Max Weber – ein Porträt

Universalgelehrter mit Erfurter Wurzeln

von Martin Röw

Der Name Max Weber ist untrennbar mit der Stadt Erfurt verbunden. Der Sohn der Thüringer Landeshauptstadt gilt als Klassiker und Begründer des modernen Universitätsfachs Soziologie. Sein Einfluss auf die moderne Sozialwissenschaft, also der Wissenschaft vom Zusammenleben der Menschen, ist unbestritten. Unzählige Stichworte gehen auf sein Wirken und Denken zurück. Viele zeitgenössische Philosophen und Soziologen beziehen sich auf Max Weber, setzen sich mit seinen Ideen auseinander und führen wichtige Gedanken fort.

Leben

Maximilian Carl Emil Weber erblickte am 21. April 1864 im seinerzeit preußischen Erfurt das Licht der Welt. Die ersten fünf Jahre seines Lebens verbrachte er in den Straßen, in denen wir heute verkehren. Weber bestaunte wie die heutigen Erfurter den Dom und die Zitadelle Petersberg. Sein Vater, Max Weber senior, war mehrere Jahre in der Thüringer Garnisonsstadt als Stadtrat tätig, bevor es den ehrgeizigen Politiker samt seiner Familie und dem damals erst fünfjährigen Max Weber nach Charlottenburg bei Berlin zog. Des Vaters Tätigkeit als Abgeordneter des Preußischen Abgeordnetenhauses und des Deutschen Reichstags machten auf seinen Sohn Max enormen Eindruck. Das Bild des tatkräftigen Vaters als erfolgreicher Berufspolitiker stand Max Weber zeitlebens vor Augen.
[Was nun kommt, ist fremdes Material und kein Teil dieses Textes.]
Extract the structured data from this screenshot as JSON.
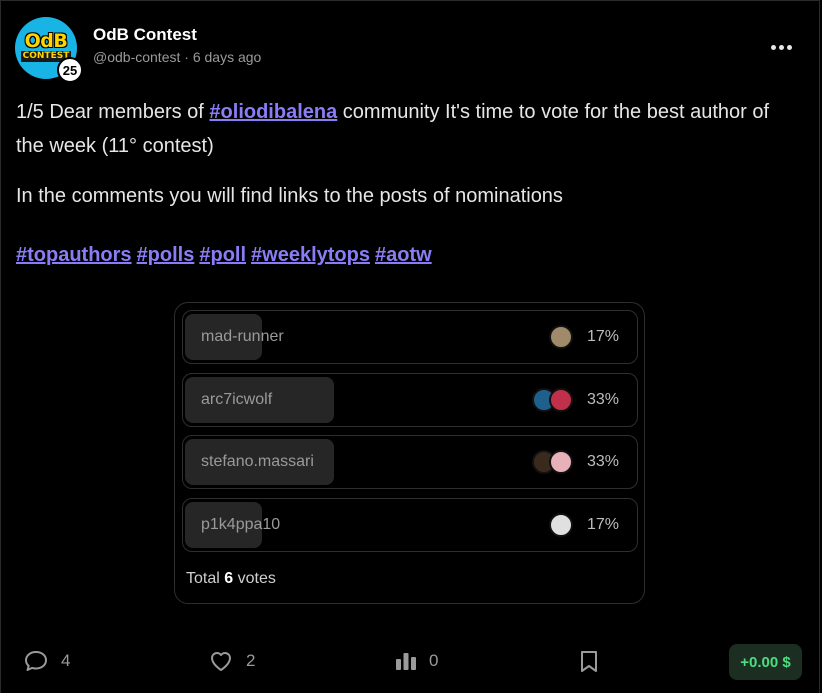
{
  "post": {
    "avatar_line1": "OdB",
    "avatar_line2": "CONTEST",
    "reputation": "25",
    "author_name": "OdB Contest",
    "author_handle": "@odb-contest",
    "separator": "·",
    "time_ago": "6 days ago",
    "body_line1_before": "1/5 Dear members of ",
    "body_link": "#oliodibalena",
    "body_line1_after": " community It's time to vote for the best author of the week (11° contest)",
    "body_para2": "In the comments you will find links to the posts of nominations",
    "tags": [
      "#topauthors",
      "#polls",
      "#poll",
      "#weeklytops",
      "#aotw"
    ]
  },
  "poll": {
    "options": [
      {
        "name": "mad-runner",
        "percent_label": "17%",
        "percent": 17,
        "voter_colors": [
          "#a08a6a"
        ]
      },
      {
        "name": "arc7icwolf",
        "percent_label": "33%",
        "percent": 33,
        "voter_colors": [
          "#1f5f8b",
          "#c0304a"
        ]
      },
      {
        "name": "stefano.massari",
        "percent_label": "33%",
        "percent": 33,
        "voter_colors": [
          "#3a2a1e",
          "#e8b0b8"
        ]
      },
      {
        "name": "p1k4ppa10",
        "percent_label": "17%",
        "percent": 17,
        "voter_colors": [
          "#e0e0e0"
        ]
      }
    ],
    "total_prefix": "Total",
    "total_count": "6",
    "total_suffix": "votes"
  },
  "actions": {
    "comments_icon": "comment-icon",
    "comments_count": "4",
    "likes_icon": "heart-icon",
    "likes_count": "2",
    "stats_icon": "bar-chart-icon",
    "stats_count": "0",
    "bookmark_icon": "bookmark-icon",
    "payout": "+0.00 $"
  },
  "colors": {
    "link": "#8b7cf6",
    "payout_text": "#4ade80",
    "payout_bg": "#1c2e22",
    "avatar_bg": "#18b4e6"
  }
}
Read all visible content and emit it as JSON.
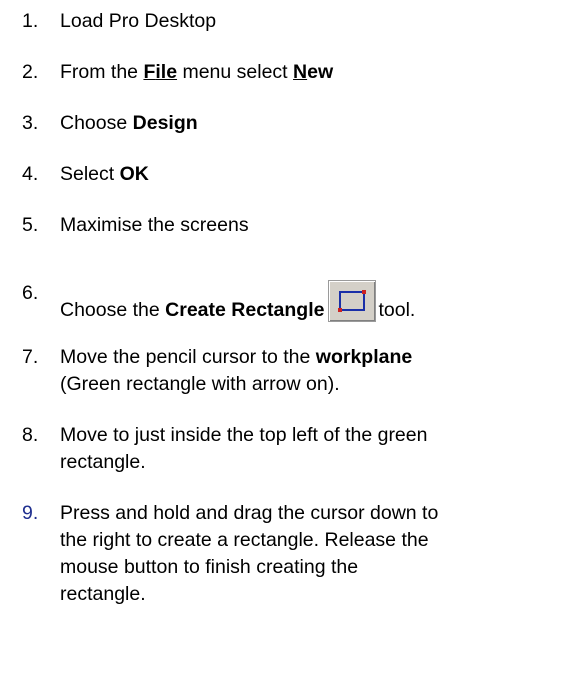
{
  "steps": [
    {
      "n": "1.",
      "t1": "Load Pro Desktop"
    },
    {
      "n": "2.",
      "t1": "From the ",
      "u1f": "F",
      "u1r": "ile",
      "t2": " menu select ",
      "u2f": "N",
      "u2r": "ew"
    },
    {
      "n": "3.",
      "t1": "Choose ",
      "b1": "Design"
    },
    {
      "n": "4.",
      "t1": "Select ",
      "b1": "OK"
    },
    {
      "n": "5.",
      "t1": "Maximise the screens"
    },
    {
      "n": "6.",
      "t1": "Choose the ",
      "b1": "Create Rectangle",
      "t2": "tool."
    },
    {
      "n": "7.",
      "t1": "Move the pencil cursor to the ",
      "b1": "workplane",
      "t2": "(Green rectangle with arrow on)."
    },
    {
      "n": "8.",
      "t1": "Move to just inside the top left of the green",
      "t2": "rectangle."
    },
    {
      "n": "9.",
      "t1": "Press and hold and drag the cursor down to",
      "t2": "the right to create a rectangle. Release the",
      "t3": "mouse button to finish creating the",
      "t4": "rectangle."
    }
  ],
  "colors": {
    "text": "#000000",
    "step9_number": "#1f2f8f",
    "icon_frame": "#d4d0c8",
    "icon_rect": "#1a2fa8",
    "icon_corner": "#cc2222"
  },
  "icons": {
    "create_rectangle_tool": "rectangle-tool-icon"
  }
}
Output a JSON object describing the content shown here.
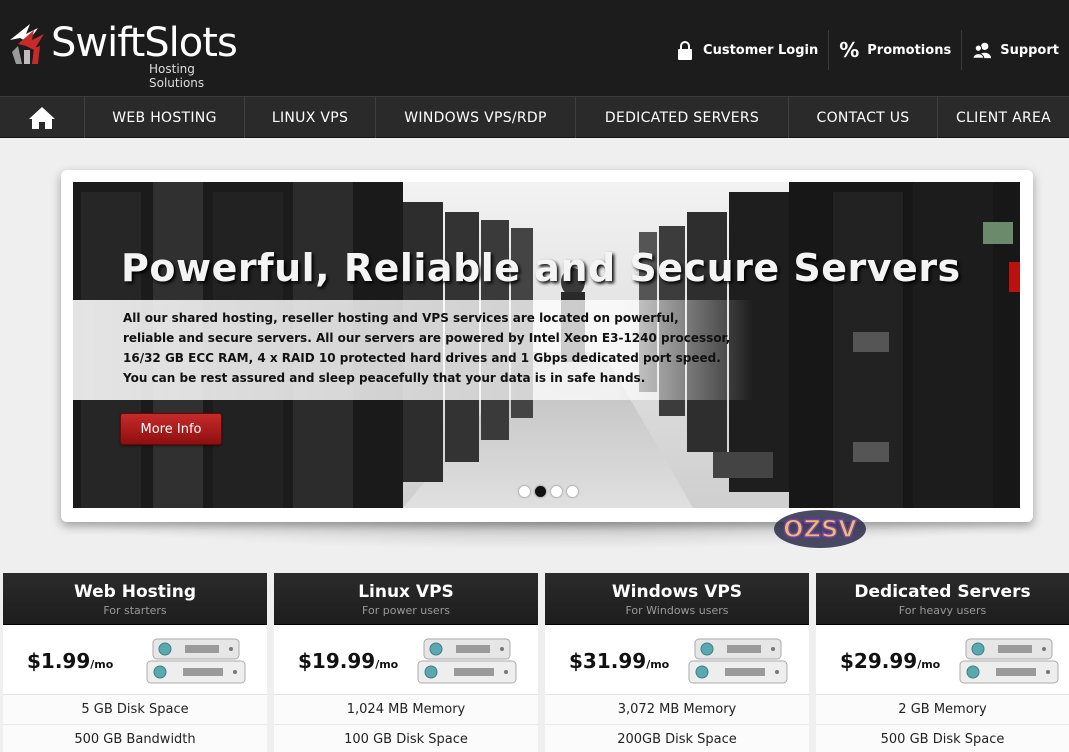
{
  "brand": {
    "name": "SwiftSlots",
    "tagline": "Hosting Solutions"
  },
  "toplinks": [
    {
      "label": "Customer Login",
      "icon": "lock-icon"
    },
    {
      "label": "Promotions",
      "icon": "percent-icon"
    },
    {
      "label": "Support",
      "icon": "users-icon"
    }
  ],
  "nav": {
    "home_icon": "home-icon",
    "items": [
      "WEB HOSTING",
      "LINUX VPS",
      "WINDOWS VPS/RDP",
      "DEDICATED SERVERS",
      "CONTACT US",
      "CLIENT AREA"
    ]
  },
  "slider": {
    "title": "Powerful, Reliable and Secure Servers",
    "text": "All our shared hosting, reseller hosting and VPS services are located on powerful, reliable and secure servers. All our servers are powered by Intel Xeon E3-1240 processor, 16/32 GB ECC RAM, 4 x RAID 10 protected hard drives and 1 Gbps dedicated port speed. You can be rest assured and sleep peacefully that your data is in safe hands.",
    "button": "More Info",
    "dots": 4,
    "active_dot": 2
  },
  "sticker": "OZSV",
  "plans": [
    {
      "title": "Web Hosting",
      "subtitle": "For starters",
      "price": "$1.99",
      "per": "/mo",
      "features": [
        "5 GB Disk Space",
        "500 GB Bandwidth"
      ]
    },
    {
      "title": "Linux VPS",
      "subtitle": "For power users",
      "price": "$19.99",
      "per": "/mo",
      "features": [
        "1,024 MB Memory",
        "100 GB Disk Space"
      ]
    },
    {
      "title": "Windows VPS",
      "subtitle": "For Windows users",
      "price": "$31.99",
      "per": "/mo",
      "features": [
        "3,072 MB Memory",
        "200GB Disk Space"
      ]
    },
    {
      "title": "Dedicated Servers",
      "subtitle": "For heavy users",
      "price": "$29.99",
      "per": "/mo",
      "features": [
        "2 GB Memory",
        "500 GB Disk Space"
      ]
    }
  ],
  "colors": {
    "header_bg": "#1c1c1c",
    "nav_bg": "#2a2a2a",
    "button_red": "#b41f1f",
    "page_bg": "#efefef"
  }
}
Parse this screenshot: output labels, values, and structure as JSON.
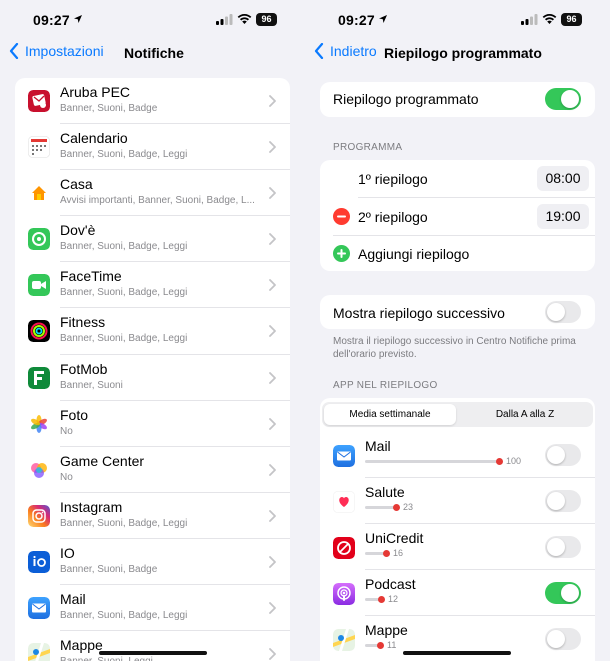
{
  "left": {
    "status": {
      "time": "09:27",
      "battery": "96"
    },
    "nav": {
      "back_label": "Impostazioni",
      "title": "Notifiche"
    },
    "apps": [
      {
        "name": "Aruba PEC",
        "sub": "Banner, Suoni, Badge",
        "icon": "aruba-pec-icon",
        "color": "#c8102e"
      },
      {
        "name": "Calendario",
        "sub": "Banner, Suoni, Badge, Leggi",
        "icon": "calendar-icon",
        "color": "#ffffff"
      },
      {
        "name": "Casa",
        "sub": "Avvisi importanti, Banner, Suoni, Badge, L...",
        "icon": "home-icon",
        "color": "#ffffff"
      },
      {
        "name": "Dov'è",
        "sub": "Banner, Suoni, Badge, Leggi",
        "icon": "find-my-icon",
        "color": "#34c759"
      },
      {
        "name": "FaceTime",
        "sub": "Banner, Suoni, Badge, Leggi",
        "icon": "facetime-icon",
        "color": "#34c759"
      },
      {
        "name": "Fitness",
        "sub": "Banner, Suoni, Badge, Leggi",
        "icon": "fitness-icon",
        "color": "#000000"
      },
      {
        "name": "FotMob",
        "sub": "Banner, Suoni",
        "icon": "fotmob-icon",
        "color": "#0f8a3a"
      },
      {
        "name": "Foto",
        "sub": "No",
        "icon": "photos-icon",
        "color": "#ffffff"
      },
      {
        "name": "Game Center",
        "sub": "No",
        "icon": "game-center-icon",
        "color": "#ffffff"
      },
      {
        "name": "Instagram",
        "sub": "Banner, Suoni, Badge, Leggi",
        "icon": "instagram-icon",
        "color": "#d6249f"
      },
      {
        "name": "IO",
        "sub": "Banner, Suoni, Badge",
        "icon": "io-app-icon",
        "color": "#0b5ed7"
      },
      {
        "name": "Mail",
        "sub": "Banner, Suoni, Badge, Leggi",
        "icon": "mail-icon",
        "color": "#1e88e5"
      },
      {
        "name": "Mappe",
        "sub": "Banner, Suoni, Leggi",
        "icon": "maps-icon",
        "color": "#ffffff"
      }
    ]
  },
  "right": {
    "status": {
      "time": "09:27",
      "battery": "96"
    },
    "nav": {
      "back_label": "Indietro",
      "title": "Riepilogo programmato"
    },
    "main_toggle": {
      "label": "Riepilogo programmato",
      "on": true
    },
    "program": {
      "header": "PROGRAMMA",
      "first": {
        "label": "1º riepilogo",
        "time": "08:00"
      },
      "second": {
        "label": "2º riepilogo",
        "time": "19:00"
      },
      "add_label": "Aggiungi riepilogo"
    },
    "next_summary": {
      "label": "Mostra riepilogo successivo",
      "on": false,
      "note": "Mostra il riepilogo successivo in Centro Notifiche prima dell'orario previsto."
    },
    "apps_header": "APP NEL RIEPILOGO",
    "segment": {
      "selected": "Media settimanale",
      "other": "Dalla A alla Z"
    },
    "summary_apps": [
      {
        "name": "Mail",
        "count": 100,
        "on": false,
        "icon": "mail-icon"
      },
      {
        "name": "Salute",
        "count": 23,
        "on": false,
        "icon": "health-icon"
      },
      {
        "name": "UniCredit",
        "count": 16,
        "on": false,
        "icon": "unicredit-icon"
      },
      {
        "name": "Podcast",
        "count": 12,
        "on": true,
        "icon": "podcast-icon"
      },
      {
        "name": "Mappe",
        "count": 11,
        "on": false,
        "icon": "maps-icon"
      }
    ]
  }
}
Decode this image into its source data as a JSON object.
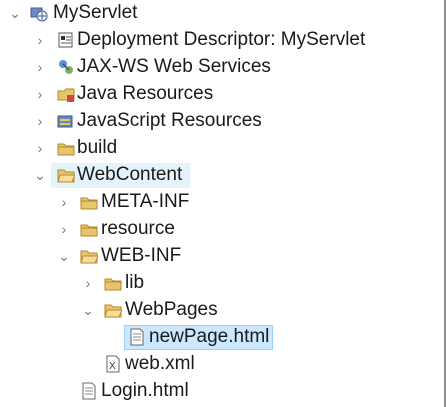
{
  "tree": {
    "project": "MyServlet",
    "deployment_descriptor": "Deployment Descriptor: MyServlet",
    "jaxws": "JAX-WS Web Services",
    "java_resources": "Java Resources",
    "javascript_resources": "JavaScript Resources",
    "build": "build",
    "webcontent": "WebContent",
    "meta_inf": "META-INF",
    "resource": "resource",
    "web_inf": "WEB-INF",
    "lib": "lib",
    "webpages": "WebPages",
    "newpage": "newPage.html",
    "webxml": "web.xml",
    "login": "Login.html"
  },
  "icons": {
    "project": "web-project-icon",
    "deployment_descriptor": "deployment-descriptor-icon",
    "jaxws": "web-services-icon",
    "java_resources": "java-resources-icon",
    "javascript_resources": "javascript-resources-icon",
    "folder": "folder-icon",
    "html_file": "html-file-icon",
    "xml_file": "xml-file-icon"
  },
  "colors": {
    "selection": "#cce8ff",
    "hover": "#e5f3fb",
    "folder": "#e8c46a"
  }
}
Max Weber 1878 (Public domain)

Weber wuchs in wohlhabenden und gebildeten Kreisen auf. Während die väterliche Seite im westfälischen Finanzbürgertum verwurzelt war, entsprang die mütterliche Linie dem deutschen Bildungsbürgertum. Max besuchte ab 1870 eine Privatschule und ein Charlottenburger Gymnasium. Das geistig anregende Umfeld des Elternhauses mit seinen hochrangigen Persönlichkeiten übte starken Einfluss auf den jungen Weber aus. Folgerichtig entschied er sich für ein Studium in Heidelberg mit dem Hauptfach Jura, das er mit Kursen in der Geschichte, der Nationalökonomie, der Theologie und der Philosophie ergänzte. Die Studienjahre in Heidelberg und später Berlin erfuhr Weber als prägend, auch weil sein Wehrdienst in Straßburg in diese Zeit fiel. Zielstrebig setzte er seine Studien bei einem „Doktorvater“ fort, um schließlich 1889, gerade einmal 25 Jahre alt, mit „magna cum laude“ (sehr gut) zum Dr. jur. promoviert zu werden. Nur drei Jahre später übernahm er erste Lehrveranstaltungen in der akademischen Wissenschaft. Es folgten Professuren in Freiburg und Heidelberg, bevor er sich bereits 1899 aus gesundheitlichen Gründen aus der Universitätswelt weitgehend zurückzog. Von da an war er nur noch Honorarprofessor, ohne zu lehren und ohne Sitz und Stimme in der Fakultät. Trotz der Niederlegung seiner universitären Ämter blieb Weber der akademischen Welt nahe, mehr noch: Bis zu seinem Tod publizierte er jedes Jahr Werke, die seine wissenschaftliche Schaffenskraft bezeugen. Er lebte als Privatgelehrter in Heidelberg, bis er, nach einem Gastsemester an der Universität in Wien, 1919 nochmal eine Professur an der Universität München antrat. Nur kurze Zeit später, am 14. Juni 1920, erlag Weber jedoch den Folgen einer Lungenentzündung in München.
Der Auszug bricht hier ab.